Eurof Williams, the radio producer, was bemused and fairly patient in the 60 minutes or so allocated to us. As soon as he heard us, he barred Geraint’s guitar as he felt its steel strings produced too strident a sound. Luckily, my Spanish guitar was acceptable to him though I couldn’t play it. We managed to record two tunes but Eurof thought that one of them was unsuitable for BBC listeners. This was “Mistar Urdd” which was an attack on the mascot of the Welsh League of Youth or Urdd Gobaith Cymru, and the idea of marshalling young people in general. The chorus of this reviled, nihilistic, latter day nursery rhyme was simple and direct-”Cachgi Mistar Urdd”. Cachgi means “coward”. Unforgettable but that’s all I can recall at this distance.

The one surviving track, Hen Wlad Fy Datcu (Land of My Grandfather), was an assassination of both the national anthem and the rules of mutation. The premise of the lyric was that, never mind our fathers, our country and its culture were still mired in the age of our grandfathers. A rambling interview accompanied our cacophony.
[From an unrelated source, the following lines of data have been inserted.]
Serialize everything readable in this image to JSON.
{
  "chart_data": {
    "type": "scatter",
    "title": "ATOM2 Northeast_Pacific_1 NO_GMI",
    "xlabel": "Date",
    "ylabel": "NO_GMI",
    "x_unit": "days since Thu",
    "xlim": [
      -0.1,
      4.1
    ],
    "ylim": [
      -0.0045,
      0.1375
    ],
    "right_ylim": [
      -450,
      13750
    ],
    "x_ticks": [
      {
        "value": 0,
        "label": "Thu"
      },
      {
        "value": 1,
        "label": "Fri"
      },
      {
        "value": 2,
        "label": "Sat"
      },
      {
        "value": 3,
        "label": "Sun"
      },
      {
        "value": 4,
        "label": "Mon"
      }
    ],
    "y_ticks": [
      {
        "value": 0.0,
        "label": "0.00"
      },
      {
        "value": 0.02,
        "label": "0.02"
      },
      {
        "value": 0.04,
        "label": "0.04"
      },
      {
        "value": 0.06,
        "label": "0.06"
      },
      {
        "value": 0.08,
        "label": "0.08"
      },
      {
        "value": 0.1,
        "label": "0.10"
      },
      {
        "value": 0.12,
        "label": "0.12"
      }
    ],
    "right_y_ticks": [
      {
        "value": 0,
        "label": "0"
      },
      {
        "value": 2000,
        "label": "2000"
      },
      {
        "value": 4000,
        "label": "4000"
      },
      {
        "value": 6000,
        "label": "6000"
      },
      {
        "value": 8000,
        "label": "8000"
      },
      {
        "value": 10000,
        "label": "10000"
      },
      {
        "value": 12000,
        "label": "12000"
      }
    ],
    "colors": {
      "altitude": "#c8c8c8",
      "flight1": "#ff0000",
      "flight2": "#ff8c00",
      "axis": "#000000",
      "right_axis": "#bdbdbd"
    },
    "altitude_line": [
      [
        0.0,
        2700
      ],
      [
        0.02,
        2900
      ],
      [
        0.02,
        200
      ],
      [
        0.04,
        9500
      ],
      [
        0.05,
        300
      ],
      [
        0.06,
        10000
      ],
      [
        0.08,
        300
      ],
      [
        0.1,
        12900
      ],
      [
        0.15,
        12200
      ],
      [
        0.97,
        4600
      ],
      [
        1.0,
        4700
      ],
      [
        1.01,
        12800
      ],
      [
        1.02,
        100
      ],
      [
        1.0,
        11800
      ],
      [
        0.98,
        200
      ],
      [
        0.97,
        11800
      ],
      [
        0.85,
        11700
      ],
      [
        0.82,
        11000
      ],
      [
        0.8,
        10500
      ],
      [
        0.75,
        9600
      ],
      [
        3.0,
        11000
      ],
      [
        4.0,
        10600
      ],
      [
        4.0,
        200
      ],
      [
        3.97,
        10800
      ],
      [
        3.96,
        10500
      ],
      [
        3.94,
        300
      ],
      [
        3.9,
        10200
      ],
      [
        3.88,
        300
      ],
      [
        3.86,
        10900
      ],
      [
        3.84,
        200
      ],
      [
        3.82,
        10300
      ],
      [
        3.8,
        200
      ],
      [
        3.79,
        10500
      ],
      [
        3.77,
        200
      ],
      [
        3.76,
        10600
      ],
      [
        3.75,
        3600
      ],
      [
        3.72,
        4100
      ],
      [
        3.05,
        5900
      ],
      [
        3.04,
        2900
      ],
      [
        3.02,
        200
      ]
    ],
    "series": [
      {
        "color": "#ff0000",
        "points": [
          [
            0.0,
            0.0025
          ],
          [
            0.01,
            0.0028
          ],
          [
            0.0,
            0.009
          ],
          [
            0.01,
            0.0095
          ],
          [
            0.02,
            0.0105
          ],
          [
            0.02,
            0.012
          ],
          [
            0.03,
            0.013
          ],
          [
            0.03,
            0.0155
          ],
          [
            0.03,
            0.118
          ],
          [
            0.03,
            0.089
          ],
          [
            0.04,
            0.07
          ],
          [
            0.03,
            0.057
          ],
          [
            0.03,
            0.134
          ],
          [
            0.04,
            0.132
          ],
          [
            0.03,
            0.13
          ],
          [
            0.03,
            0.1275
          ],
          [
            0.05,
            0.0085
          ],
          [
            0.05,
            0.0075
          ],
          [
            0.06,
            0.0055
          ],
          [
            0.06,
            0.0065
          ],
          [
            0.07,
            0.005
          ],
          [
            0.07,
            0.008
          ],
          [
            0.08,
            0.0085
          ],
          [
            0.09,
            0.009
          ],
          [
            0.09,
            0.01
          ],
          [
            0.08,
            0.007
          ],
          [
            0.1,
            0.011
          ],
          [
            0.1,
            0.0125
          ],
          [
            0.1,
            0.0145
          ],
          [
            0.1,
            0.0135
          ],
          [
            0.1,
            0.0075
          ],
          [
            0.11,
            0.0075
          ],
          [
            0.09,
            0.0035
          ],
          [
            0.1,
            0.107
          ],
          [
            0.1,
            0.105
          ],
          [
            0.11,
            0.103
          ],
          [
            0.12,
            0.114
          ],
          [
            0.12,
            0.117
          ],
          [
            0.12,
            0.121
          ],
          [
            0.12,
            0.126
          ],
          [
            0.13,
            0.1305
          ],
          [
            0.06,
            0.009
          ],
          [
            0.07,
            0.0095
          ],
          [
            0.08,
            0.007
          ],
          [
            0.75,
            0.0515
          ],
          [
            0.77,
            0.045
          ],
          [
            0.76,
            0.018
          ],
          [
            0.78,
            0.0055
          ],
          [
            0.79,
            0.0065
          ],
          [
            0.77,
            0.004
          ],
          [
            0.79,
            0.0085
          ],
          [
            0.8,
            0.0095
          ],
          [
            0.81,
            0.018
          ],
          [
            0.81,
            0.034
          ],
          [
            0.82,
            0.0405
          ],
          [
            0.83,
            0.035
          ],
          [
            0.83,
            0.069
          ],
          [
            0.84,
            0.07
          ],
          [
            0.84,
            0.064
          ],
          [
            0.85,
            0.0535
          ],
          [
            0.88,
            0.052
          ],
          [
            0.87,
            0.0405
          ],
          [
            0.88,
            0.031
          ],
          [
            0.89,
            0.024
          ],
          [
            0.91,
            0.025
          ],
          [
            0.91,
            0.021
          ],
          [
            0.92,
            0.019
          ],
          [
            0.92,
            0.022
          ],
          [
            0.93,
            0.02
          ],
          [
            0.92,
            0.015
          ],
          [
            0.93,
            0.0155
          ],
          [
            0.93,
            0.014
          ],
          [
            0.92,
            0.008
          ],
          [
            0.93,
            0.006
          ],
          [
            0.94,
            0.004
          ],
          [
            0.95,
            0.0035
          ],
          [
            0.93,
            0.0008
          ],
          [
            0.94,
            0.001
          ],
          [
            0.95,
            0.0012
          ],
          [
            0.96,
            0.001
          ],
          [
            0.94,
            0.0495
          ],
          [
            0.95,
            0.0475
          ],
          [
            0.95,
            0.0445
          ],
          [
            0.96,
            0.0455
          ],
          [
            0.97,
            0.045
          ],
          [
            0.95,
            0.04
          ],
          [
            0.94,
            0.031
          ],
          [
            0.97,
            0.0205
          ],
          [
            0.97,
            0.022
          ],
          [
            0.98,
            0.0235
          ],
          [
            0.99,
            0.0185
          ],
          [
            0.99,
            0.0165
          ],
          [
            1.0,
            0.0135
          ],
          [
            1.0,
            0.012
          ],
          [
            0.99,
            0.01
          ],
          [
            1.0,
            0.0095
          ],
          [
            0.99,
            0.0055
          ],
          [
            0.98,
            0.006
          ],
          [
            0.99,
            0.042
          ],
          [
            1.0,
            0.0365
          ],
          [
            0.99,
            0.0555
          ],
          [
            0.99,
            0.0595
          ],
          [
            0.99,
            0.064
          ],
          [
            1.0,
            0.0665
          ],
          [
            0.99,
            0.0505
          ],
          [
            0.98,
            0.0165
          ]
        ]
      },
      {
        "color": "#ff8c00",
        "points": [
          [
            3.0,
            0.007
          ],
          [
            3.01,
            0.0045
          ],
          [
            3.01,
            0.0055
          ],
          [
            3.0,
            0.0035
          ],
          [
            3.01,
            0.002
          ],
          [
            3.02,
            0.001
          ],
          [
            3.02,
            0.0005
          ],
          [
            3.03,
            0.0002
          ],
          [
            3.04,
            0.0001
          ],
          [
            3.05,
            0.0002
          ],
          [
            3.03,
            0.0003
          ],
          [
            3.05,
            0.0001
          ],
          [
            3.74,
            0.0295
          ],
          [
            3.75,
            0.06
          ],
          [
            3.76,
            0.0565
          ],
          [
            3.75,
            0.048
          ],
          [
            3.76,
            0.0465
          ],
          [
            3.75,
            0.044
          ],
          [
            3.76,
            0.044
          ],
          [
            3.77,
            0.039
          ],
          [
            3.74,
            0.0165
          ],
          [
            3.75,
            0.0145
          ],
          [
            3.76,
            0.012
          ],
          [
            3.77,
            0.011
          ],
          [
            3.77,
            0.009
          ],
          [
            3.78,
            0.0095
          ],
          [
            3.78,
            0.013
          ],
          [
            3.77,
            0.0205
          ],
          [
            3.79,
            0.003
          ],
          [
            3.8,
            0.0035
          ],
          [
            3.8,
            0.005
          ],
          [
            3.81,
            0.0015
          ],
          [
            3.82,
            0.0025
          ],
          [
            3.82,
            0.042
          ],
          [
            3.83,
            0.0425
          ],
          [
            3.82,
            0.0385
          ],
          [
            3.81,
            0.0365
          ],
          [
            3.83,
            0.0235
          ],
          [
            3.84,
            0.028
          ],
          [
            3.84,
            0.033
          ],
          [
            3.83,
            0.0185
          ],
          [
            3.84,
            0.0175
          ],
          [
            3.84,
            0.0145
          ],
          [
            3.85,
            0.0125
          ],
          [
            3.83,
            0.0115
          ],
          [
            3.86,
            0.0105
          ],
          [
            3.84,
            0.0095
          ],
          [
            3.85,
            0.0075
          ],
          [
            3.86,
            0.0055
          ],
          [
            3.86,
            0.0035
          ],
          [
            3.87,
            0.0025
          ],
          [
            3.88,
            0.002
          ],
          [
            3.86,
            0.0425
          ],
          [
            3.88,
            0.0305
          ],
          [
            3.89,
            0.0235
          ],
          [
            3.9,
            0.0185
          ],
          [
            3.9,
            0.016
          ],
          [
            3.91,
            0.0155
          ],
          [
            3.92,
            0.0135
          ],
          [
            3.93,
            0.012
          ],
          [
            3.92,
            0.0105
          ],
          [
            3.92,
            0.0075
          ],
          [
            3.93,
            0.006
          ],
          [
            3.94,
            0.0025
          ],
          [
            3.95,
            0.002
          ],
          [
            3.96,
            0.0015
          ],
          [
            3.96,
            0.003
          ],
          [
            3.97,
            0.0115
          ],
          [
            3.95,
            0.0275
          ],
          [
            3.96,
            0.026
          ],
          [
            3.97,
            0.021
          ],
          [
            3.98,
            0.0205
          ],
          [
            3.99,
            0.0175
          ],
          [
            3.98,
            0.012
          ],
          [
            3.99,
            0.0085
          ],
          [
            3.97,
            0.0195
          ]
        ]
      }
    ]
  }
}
Despite the censorship, the truncated session was actually broadcast the following Saturday morning. Richard Rees, the presenter, was a good sport, describing us as the “chwyldroadol” (revolutionary) Edward H. Böring! I cringed as I listened, both glad and mad that no one in my home was listening with me.

We did not capitalise on our small success. My great friend and former fellow pupil David Edwards of the truly pioneering Cardigan rock group, Datblygu, once told me that he had been inspired to start his music career by our example. Geraint and I went our separate ways, he to Charleville-Mézières in France in the footsteps of another of his heroes, Arthur Rimbaud, me to a Youth Opportunities Programme scheme at the local library. I consider my collaboration with him as a kind of apprenticeship, the beginnings of a need to conjure up some kind of literature, of not allowing the weight of having to earn a living erase all creative thoughts from my mind.